Schneider Electric, the leader of digital transformation in energy management and automation, today announced that its global Secure Development Lifecycle (SDL) process has been certified to comply with the internationally recognized ISA/IEC 62443-4-1 cybersecurity standard. The certification, provided by TÜV Rheinland, a world leader in testing, inspection and certification services, warrants that cybersecurity is considered in every phase of the company’s product development process.
Schneider Electric was the first to have its site-specific SDL certified to the ISA/IEC 62443-4-1 standard, which specifies the process requirements for secure product development. Additionally, Schneider Electric’s product security engineers participated in the working group that developed the ISA/IEC 62443-4-1 standard.

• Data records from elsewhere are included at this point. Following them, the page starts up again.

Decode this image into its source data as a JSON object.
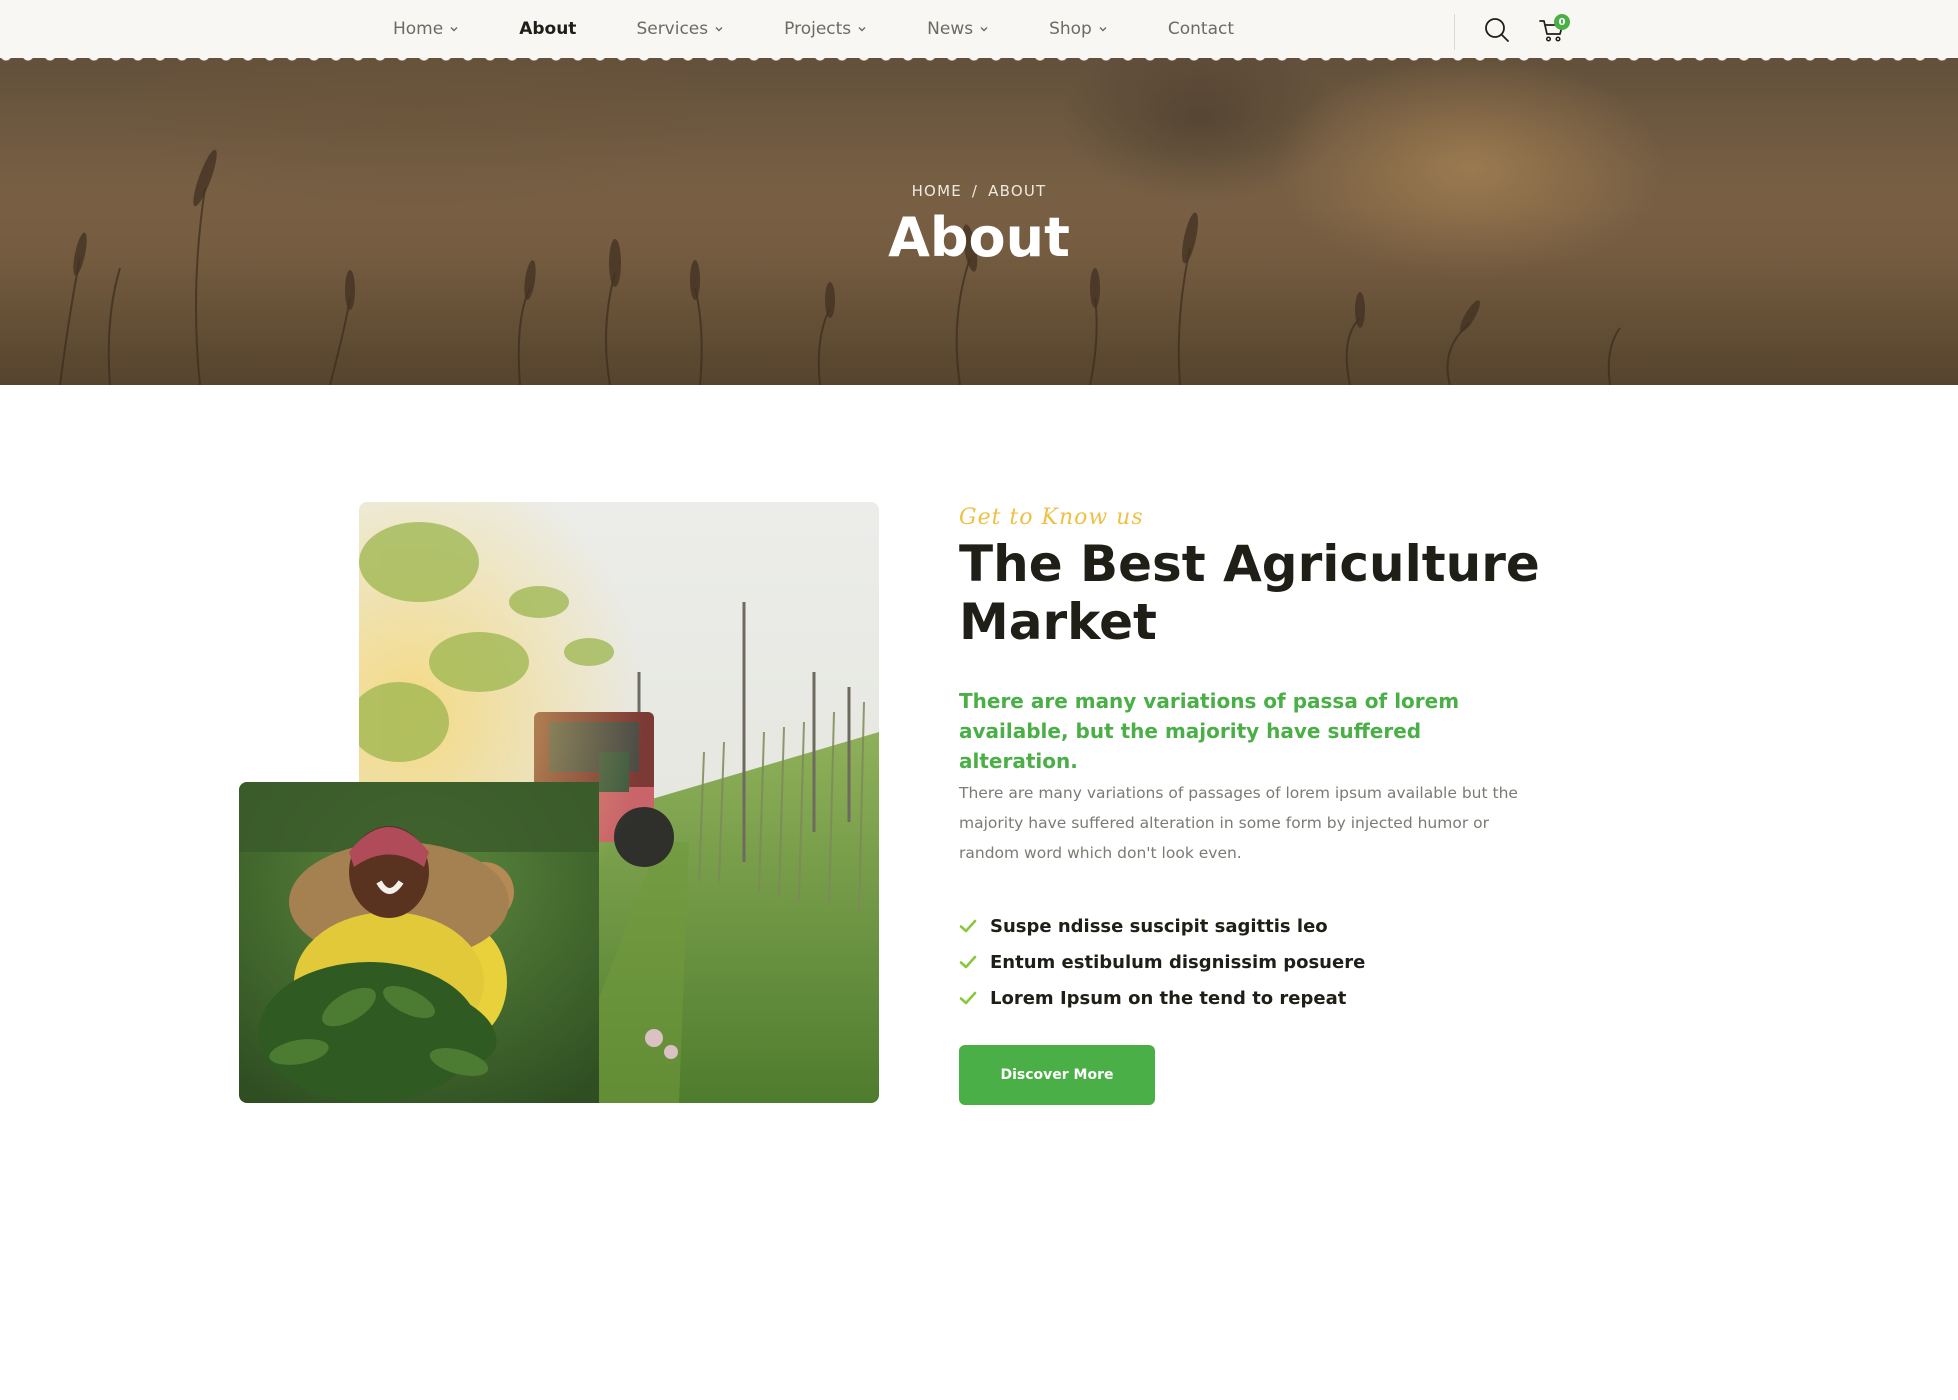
{
  "nav": {
    "items": [
      {
        "label": "Home",
        "dropdown": true,
        "active": false
      },
      {
        "label": "About",
        "dropdown": false,
        "active": true
      },
      {
        "label": "Services",
        "dropdown": true,
        "active": false
      },
      {
        "label": "Projects",
        "dropdown": true,
        "active": false
      },
      {
        "label": "News",
        "dropdown": true,
        "active": false
      },
      {
        "label": "Shop",
        "dropdown": true,
        "active": false
      },
      {
        "label": "Contact",
        "dropdown": false,
        "active": false
      }
    ],
    "cart_count": "0",
    "icons": {
      "search": "search-icon",
      "cart": "cart-icon"
    }
  },
  "hero": {
    "breadcrumb": {
      "home": "HOME",
      "separator": "/",
      "current": "ABOUT"
    },
    "title": "About"
  },
  "about": {
    "tagline": "Get to Know us",
    "title": "The Best Agriculture Market",
    "lead": "There are many variations of passa of lorem available, but the majority have suffered alteration.",
    "body": "There are many variations of passages of lorem ipsum available but the majority have suffered alteration in some form by injected humor or random word which don't look even.",
    "checklist": [
      "Suspe ndisse suscipit sagittis leo",
      "Entum estibulum disgnissim posuere",
      "Lorem Ipsum on the tend to repeat"
    ],
    "cta_label": "Discover More"
  },
  "colors": {
    "accent_green": "#4baf47",
    "tagline_yellow": "#eec044",
    "dark_text": "#1f1e17",
    "muted_text": "#7b7b75",
    "nav_bg": "#f8f7f3"
  }
}
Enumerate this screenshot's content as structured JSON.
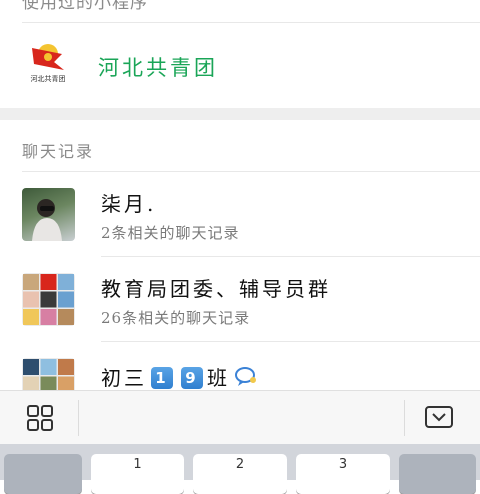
{
  "top_header": "使用过的小程序",
  "mini_program": {
    "name": "河北共青团",
    "logo_caption": "河北共青团"
  },
  "chat_section_label": "聊天记录",
  "chats": [
    {
      "title": "柒月.",
      "subtitle": "2条相关的聊天记录"
    },
    {
      "title": "教育局团委、辅导员群",
      "subtitle": "26条相关的聊天记录"
    },
    {
      "title_prefix": "初三",
      "title_num1": "1",
      "title_num2": "9",
      "title_suffix": "班"
    }
  ],
  "toolbar": {
    "grid_icon": "grid-icon",
    "collapse_icon": "keyboard-collapse-icon"
  },
  "keyboard": {
    "keys": [
      "1",
      "2",
      "3"
    ]
  },
  "colors": {
    "mini_program_green": "#1aa557",
    "emoji_blue": "#2f7fd0",
    "logo_red": "#d8261c"
  }
}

“Because we helped create the ISA/IEC 62443-4-1 standard, we were able to apply our unique experience to improve how we develop and deliver more secure products,” said Klaus Jaeckle, Chief Product Security Officer, Schneider Electric. “This certification from TÜV Rheinland affirms our commitment to improving the safety and security of our customers’ operations. We go beyond merely adhering to the ISA/IEC 62443-4-1 standard; we ensure cybersecurity becomes everyone’s job. Through this approach, we enable our customers to reduce risks to their people, their assets and their operations.”
The company’s global policies support SDL practices on every development project, from legacy to next generation, using improvement-oriented deep dives and process quality checklists. From product conception through commercialization, this unique, user-centric approach emphasizes specialized role-based training on the SDL practices, which ensures everyone involved in the development process is personally responsible for the security of the company’s offers. The training includes videos for every project role that stress responsibility and accountability and examine how SDL artifacts are integrated into all software, firmware, hardware and system development lifecycles.
“The TÜV Rheinland certification shows Schneider Electric’s serious commitment to developing, delivering and maintaining secure products, systems and solutions, from smart homes and cities to the most critical operations,” said Thomas Steffens, regional business segment manager, TÜV Rheinland. “Certifying its SDL process to the ISA/IEC 62443-4-1 standard means Schneider Electric has further strengthened its development process to help its customers avoid and counter cyber risks.”
Founding Member of ISA Global Cybersecurity Alliance
Schneider Electric recognizes the importance of cybersecurity and the increasing impact it has on customers in every industrial segment. In July 2019, Schneider Electric joined the International Society of Automation Global Cybersecurity Alliance as a Founding Member. With an understanding that the entire ecosystem needs to recognize and consistently respond to emerging cyber threats, the ISA created the Global Cybersecurity Alliance to advance cybersecurity readiness in worldwide manufacturing and critical infrastructure facilities and processes. Bringing together end-user companies, technology and systems vendors, IT infrastructure vendors, services providers, system integrators and other organizations, the Alliance proactively addresses growing and emerging cyber threats, with a focus on driving awareness, advocacy and adoption of the ISA/IEC 62443 set of standards.